Shah Vedant, Patel Harsh, Oza Jaykumar, Patel Palak, Radhakrishnan Haripriya, Arunachalam Janani, Bag Soumyadeep, Patra Tumpa, Shekar Saketh Palasamudram
Smt. N.H.L. Municipal Medical College, Ellisbridge, Ahmedabad, Gujarat 380007 India.
Department of Family Medicine, Central Jersey Urgent Care, Green Brook, NJ 08812 USA.
SN Compr Clin Med. 2023;5(1):108. doi: 10.1007/s42399-023-01448-6. Epub 2023 Mar 18.
COVID-19 usually presents with classic signs and symptoms, but it can involve multiple systems in atypical cases. SARS-CoV-2 has a complex interaction with the host immune system leading to atypical manifestations. In our case, a 32-year-old male patient presented with fatigue, sores on hands and feet, headache, productive cough with blood-tinged mucus, conjunctival hyperemia, purpuric rash on hands and feet, and splinter hemorrhages of fingernails for 2 weeks. The patient's SARS-CoV-2 antigen and PCR test were positive. Chest X-ray showed mixed density perihilar opacities in both lungs. Computed tomography of the chest showed extensive airspace opacities in both lungs, suggesting COVID-19 multifocal, multilobar pneumonitis. A renal biopsy indicated limited thrombotic microangiopathy and tubulointerstitial nephritis, for which he was started on steroids, and his renal functions gradually improved. He tested positive for C-ANCA during an immune workup. He was discharged with a steroid taper for nephritis. Once the taper reached less than 10 mg/day, he developed acute scleritis and a new pulmonary cavitary lesion of 6 cm. The biopsy via bronchoscopy revealed acute inflammatory cells with hemosiderin-laden macrophages. He was restarted on systemic steroids for scleritis after failing topical steroids, which incidentally also reduced the size of the cavitary lesion, indicating an immune component. Our case demonstrates the involvement of kidneys and vasculitis of the skin, sclera, and lungs by COVID-19. The patient's symptoms were not explained by any diseases other than COVID-19. Atypical cases of COVID-19 disease with multifocal systemic symptoms involving the skin, sclera, lungs, and kidneys should be high on differentials. Early recognition and intervention may decrease hospital stays and morbidity.
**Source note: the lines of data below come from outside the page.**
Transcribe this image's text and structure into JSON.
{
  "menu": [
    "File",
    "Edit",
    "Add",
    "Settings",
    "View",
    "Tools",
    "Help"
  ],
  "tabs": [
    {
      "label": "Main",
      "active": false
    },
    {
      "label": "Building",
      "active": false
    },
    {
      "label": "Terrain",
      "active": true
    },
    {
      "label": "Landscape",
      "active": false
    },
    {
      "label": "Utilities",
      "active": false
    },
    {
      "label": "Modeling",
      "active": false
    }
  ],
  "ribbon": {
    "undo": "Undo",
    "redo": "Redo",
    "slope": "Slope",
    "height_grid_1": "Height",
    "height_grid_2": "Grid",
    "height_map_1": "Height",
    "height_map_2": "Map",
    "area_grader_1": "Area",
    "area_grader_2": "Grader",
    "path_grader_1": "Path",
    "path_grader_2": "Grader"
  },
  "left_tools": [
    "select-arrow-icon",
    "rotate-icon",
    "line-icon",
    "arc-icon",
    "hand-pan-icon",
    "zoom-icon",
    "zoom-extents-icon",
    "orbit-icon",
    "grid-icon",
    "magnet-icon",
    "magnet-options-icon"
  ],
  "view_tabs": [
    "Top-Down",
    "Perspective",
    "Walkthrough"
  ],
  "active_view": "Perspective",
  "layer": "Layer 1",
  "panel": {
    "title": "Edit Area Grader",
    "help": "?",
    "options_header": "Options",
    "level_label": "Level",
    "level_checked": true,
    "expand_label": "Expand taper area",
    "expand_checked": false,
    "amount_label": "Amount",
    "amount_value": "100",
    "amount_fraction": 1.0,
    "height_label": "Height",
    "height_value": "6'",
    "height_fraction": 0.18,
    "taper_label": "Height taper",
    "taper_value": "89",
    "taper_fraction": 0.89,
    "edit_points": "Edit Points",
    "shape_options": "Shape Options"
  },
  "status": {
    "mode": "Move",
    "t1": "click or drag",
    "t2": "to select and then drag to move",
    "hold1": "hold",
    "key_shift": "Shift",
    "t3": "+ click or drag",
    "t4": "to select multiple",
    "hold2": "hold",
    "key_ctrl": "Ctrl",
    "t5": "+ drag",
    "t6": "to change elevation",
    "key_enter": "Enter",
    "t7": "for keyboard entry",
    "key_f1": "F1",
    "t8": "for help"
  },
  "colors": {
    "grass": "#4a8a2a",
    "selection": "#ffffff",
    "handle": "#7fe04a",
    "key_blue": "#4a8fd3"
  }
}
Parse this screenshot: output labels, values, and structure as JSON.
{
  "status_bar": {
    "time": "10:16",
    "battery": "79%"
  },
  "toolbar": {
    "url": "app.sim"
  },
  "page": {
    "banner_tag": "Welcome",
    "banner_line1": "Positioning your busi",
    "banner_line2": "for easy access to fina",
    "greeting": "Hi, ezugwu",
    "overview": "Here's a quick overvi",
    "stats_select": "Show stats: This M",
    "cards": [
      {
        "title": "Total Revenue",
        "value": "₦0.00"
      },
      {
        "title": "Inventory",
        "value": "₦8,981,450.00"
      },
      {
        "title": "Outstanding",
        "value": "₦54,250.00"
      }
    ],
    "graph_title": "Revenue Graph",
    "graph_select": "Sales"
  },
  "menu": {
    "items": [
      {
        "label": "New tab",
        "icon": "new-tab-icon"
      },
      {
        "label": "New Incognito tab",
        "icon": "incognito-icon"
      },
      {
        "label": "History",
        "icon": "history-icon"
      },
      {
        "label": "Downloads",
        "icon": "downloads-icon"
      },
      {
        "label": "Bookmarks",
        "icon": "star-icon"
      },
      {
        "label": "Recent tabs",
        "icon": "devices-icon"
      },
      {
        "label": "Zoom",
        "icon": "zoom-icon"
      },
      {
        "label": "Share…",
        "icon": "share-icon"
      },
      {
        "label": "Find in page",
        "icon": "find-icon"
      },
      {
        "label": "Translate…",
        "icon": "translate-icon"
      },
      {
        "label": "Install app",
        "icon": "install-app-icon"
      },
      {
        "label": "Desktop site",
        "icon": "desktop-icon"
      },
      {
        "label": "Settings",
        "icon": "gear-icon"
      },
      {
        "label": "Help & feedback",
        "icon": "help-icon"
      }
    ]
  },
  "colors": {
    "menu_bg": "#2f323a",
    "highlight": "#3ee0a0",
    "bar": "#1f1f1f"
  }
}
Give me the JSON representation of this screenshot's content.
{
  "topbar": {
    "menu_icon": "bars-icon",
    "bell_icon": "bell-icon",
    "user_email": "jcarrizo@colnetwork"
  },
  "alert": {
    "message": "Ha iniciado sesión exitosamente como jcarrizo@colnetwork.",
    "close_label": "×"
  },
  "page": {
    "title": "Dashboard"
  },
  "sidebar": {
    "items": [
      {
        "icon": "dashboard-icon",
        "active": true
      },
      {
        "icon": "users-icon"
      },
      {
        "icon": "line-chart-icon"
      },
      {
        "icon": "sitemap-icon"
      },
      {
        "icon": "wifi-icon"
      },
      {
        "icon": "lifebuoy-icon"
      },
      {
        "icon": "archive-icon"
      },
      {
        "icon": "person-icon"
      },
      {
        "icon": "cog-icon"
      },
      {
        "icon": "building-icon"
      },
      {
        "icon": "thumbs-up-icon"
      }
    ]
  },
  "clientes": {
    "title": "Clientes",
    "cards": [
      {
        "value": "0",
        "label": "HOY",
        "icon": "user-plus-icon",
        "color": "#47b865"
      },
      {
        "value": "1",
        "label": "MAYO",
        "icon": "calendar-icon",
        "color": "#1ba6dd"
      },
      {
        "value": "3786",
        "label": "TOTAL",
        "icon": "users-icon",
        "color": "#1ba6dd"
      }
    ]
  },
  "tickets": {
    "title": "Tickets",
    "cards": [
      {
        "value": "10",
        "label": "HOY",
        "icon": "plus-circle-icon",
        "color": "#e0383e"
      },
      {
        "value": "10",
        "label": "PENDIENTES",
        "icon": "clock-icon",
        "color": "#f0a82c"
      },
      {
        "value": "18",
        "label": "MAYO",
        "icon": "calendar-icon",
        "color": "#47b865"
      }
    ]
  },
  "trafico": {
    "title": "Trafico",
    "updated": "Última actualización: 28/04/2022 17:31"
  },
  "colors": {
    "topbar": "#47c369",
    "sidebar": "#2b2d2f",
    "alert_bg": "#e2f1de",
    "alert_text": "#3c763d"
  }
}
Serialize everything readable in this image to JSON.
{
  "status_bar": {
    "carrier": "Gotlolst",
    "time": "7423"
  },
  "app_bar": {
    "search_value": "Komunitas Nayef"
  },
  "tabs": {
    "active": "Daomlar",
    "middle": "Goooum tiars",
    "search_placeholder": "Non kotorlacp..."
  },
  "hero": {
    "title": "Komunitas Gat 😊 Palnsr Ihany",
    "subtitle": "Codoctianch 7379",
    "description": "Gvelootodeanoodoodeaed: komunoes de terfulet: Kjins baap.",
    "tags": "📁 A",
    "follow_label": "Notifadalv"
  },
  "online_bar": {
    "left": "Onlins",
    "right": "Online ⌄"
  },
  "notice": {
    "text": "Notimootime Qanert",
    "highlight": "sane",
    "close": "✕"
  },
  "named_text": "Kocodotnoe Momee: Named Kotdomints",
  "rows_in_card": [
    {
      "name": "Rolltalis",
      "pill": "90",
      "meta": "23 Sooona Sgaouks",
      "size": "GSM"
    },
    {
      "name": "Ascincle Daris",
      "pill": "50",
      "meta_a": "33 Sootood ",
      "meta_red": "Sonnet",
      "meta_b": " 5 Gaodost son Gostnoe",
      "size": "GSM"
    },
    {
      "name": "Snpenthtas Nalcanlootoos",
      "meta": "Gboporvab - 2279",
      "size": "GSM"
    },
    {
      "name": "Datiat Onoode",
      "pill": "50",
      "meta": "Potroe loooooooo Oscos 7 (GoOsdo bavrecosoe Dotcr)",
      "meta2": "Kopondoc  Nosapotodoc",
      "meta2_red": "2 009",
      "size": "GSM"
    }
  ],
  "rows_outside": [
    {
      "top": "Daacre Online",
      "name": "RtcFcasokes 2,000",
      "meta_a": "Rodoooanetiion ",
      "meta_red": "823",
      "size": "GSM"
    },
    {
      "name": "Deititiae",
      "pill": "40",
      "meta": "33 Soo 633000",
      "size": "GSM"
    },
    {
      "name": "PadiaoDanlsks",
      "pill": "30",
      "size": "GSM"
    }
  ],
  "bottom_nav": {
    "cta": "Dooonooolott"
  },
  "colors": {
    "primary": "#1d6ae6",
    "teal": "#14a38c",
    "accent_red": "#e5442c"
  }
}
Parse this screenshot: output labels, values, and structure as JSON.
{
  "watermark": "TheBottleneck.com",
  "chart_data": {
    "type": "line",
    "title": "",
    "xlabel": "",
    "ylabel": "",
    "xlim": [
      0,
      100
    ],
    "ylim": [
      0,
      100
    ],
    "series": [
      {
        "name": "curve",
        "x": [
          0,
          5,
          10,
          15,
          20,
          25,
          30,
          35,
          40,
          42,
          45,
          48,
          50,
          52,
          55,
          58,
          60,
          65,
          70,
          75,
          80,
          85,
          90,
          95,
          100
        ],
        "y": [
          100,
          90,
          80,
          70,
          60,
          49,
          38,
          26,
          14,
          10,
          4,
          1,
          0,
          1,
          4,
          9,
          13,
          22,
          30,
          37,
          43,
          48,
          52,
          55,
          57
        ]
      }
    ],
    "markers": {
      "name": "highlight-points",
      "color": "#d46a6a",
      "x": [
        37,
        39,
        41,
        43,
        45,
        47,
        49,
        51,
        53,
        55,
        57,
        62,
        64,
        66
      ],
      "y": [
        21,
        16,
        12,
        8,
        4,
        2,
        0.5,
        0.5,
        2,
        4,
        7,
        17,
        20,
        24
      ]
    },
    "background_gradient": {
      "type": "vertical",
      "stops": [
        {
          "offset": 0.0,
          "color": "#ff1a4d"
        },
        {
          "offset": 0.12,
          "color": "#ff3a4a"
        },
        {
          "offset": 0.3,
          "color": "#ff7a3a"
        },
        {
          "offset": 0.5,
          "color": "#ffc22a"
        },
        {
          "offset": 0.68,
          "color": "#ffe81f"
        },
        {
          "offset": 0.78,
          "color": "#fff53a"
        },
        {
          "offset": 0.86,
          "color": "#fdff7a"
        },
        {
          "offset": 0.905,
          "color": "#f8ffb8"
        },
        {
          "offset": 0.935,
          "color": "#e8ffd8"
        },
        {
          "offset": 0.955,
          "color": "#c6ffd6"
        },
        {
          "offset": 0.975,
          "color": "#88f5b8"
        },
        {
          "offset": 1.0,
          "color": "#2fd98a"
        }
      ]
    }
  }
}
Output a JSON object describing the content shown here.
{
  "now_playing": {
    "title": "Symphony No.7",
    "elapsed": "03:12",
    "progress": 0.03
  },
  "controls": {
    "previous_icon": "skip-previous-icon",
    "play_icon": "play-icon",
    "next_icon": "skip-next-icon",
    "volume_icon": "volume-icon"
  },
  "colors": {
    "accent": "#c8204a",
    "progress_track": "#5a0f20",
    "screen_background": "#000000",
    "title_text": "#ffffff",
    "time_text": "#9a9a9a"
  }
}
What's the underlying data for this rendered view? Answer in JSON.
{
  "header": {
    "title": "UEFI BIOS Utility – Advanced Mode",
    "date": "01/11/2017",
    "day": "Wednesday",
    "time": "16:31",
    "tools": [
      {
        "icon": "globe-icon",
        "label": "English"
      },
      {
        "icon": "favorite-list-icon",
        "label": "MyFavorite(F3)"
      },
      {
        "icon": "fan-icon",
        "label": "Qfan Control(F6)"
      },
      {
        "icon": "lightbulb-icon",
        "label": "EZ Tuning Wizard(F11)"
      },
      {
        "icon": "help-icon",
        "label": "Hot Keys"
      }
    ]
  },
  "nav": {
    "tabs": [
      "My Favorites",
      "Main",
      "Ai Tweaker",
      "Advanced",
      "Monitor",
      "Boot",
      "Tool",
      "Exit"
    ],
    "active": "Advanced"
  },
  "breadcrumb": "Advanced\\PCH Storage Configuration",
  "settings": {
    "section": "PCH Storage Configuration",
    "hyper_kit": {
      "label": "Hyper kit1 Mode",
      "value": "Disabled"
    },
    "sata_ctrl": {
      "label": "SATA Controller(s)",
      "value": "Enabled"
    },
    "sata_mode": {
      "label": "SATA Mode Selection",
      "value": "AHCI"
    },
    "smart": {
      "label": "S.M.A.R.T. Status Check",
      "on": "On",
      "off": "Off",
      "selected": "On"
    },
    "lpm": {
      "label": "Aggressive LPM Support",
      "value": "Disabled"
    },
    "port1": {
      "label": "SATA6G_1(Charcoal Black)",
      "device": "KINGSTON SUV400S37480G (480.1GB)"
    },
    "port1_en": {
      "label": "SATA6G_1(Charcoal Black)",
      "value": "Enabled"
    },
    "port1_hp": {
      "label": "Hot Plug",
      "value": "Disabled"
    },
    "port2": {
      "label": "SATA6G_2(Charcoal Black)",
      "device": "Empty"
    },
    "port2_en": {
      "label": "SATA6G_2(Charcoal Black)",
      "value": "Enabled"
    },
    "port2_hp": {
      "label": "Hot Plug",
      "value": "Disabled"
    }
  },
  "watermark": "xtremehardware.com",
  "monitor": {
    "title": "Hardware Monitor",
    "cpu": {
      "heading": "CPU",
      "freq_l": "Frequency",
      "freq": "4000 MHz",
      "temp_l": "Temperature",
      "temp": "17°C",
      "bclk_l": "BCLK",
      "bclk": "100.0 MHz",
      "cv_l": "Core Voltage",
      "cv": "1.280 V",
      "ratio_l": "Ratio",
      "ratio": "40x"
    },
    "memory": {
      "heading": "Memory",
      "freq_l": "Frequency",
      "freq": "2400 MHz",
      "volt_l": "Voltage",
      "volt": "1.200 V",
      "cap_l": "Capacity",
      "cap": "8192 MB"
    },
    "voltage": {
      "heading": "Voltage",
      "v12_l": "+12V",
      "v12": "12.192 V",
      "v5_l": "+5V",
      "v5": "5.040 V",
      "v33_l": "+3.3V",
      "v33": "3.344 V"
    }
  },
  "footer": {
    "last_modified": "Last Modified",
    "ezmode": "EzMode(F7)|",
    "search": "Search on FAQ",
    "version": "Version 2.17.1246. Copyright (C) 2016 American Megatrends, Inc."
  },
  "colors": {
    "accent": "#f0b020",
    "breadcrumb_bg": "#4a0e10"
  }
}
新型冠状病毒肺炎(COVID-19)通常表现为典型的体征和症状,但在非典型病例中可累及多个系统。严重急性呼吸综合征冠状病毒2(SARS-CoV-2)与宿主免疫系统存在复杂的相互作用,导致非典型表现。在我们的病例中,一名32岁男性患者出现疲劳、手脚溃疡、头痛、伴有带血丝黏液的咳痰、结膜充血、手脚紫癜样皮疹以及指甲裂片样出血,持续2周。该患者的SARS-CoV-2抗原和聚合酶链反应(PCR)检测呈阳性。胸部X线显示双肺门周围混合密度影。胸部计算机断层扫描显示双肺广泛的气腔实变,提示COVID-19多灶性、多叶性肺炎。肾活检显示局限性血栓性微血管病和肾小管间质性肾炎,为此他开始使用类固醇治疗,肾功能逐渐改善。在免疫检查中他的抗中性粒细胞胞浆抗体(C-ANCA)检测呈阳性。他出院时逐渐减量使用类固醇治疗肾炎。一旦减量至每日小于10毫克,他出现了急性巩膜炎和一个6厘米的新的肺部空洞性病变。经支气管镜活检显示有含铁血黄素巨噬细胞的急性炎症细胞。局部使用类固醇治疗无效后,他重新开始全身使用类固醇治疗巩膜炎,这也意外地缩小了空洞性病变的大小,表明存在免疫因素。我们的病例显示COVID-19可累及肾脏以及皮肤、巩膜和肺部的血管炎。除COVID-19外,没有任何其他疾病能解释该患者的症状。具有累及皮肤、巩膜、肺部和肾脏的多灶性全身症状的COVID-19非典型病例应作为鉴别诊断的重点。早期识别和干预可能会缩短住院时间并降低发病率。